飛騨御坊・高山別院照蓮寺・真宗大谷派 岐阜高山教区 高山教務支所

ひだ御坊一口法話

2023年1月13日

岩崎 正親 (正覺寺住職)

第105話 お内仏を通じて

 私はお寺の住職を勤めさせていただく傍ら、とある仏壇店で塗師の職人として働かせていただいています。

 この業界にお世話になる前の私にとってのお内仏というものは、ただそこにあるだけの物、昔からその家にあるのだから当たり前のようにある物。少し乱暴な表現になりますが、お内仏がなければ法事ができないからどうしても置かなければならない物、私の想いの中には少なからずともそのような感覚がありました。 

 お内仏がその家々にとってとても大切なもの。

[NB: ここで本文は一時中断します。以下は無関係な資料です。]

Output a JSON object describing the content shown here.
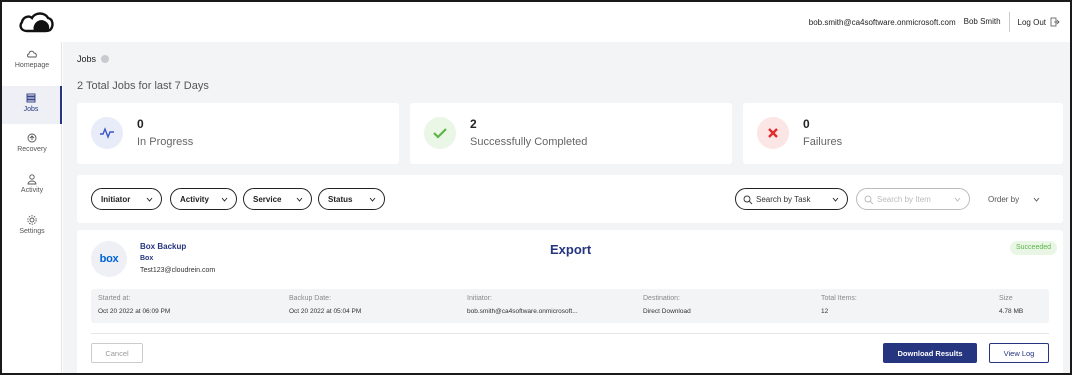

それは住職の立場からして重々承知はしているつもりなのですが、そこに「どうして?」「なぜ必要なの?」と問われると中々どうして、上辺だけの言葉しか出てこない自分が常におりました。

 しかしながら塗師職人として従事させてもらいそれなりの年月が経ち、色々なお客様と出会い、多種多様なお内仏に関わらせてもらい、その家々の歴史に触れる事により今まで気にもしていなかった事、特にその家の方々のお内仏に対する想いなどに改めて気付かされることがあります。

 工房での作業は勿論のこと、新しくお内仏を購入された方、またお洗濯で預からせていただいた方のお家に納品、配達という業務もあるのですが、その時に「これでウチもまた綺麗なシャンとしたとこで阿弥陀さんを迎えられる」というお言葉をいただく事があります。なんとも有難いお言葉です。職人冥利に尽きる一言でございます。そして何よりその言葉には、阿弥陀如来との関係性がその方としっかりと築かれていることのあらわれである事が嬉しく思います。

 店頭に置かれているものはただの「物壇」。そこに本尊が掛けられて初めて「仏壇」。そしてその前で合掌し称名念仏して如来との関係を持ってようやく「お内仏」になる、と聞いた事があります。我々は色々な関係性により生かされておりますが、改めて1番大切な事を再確認したことでございました。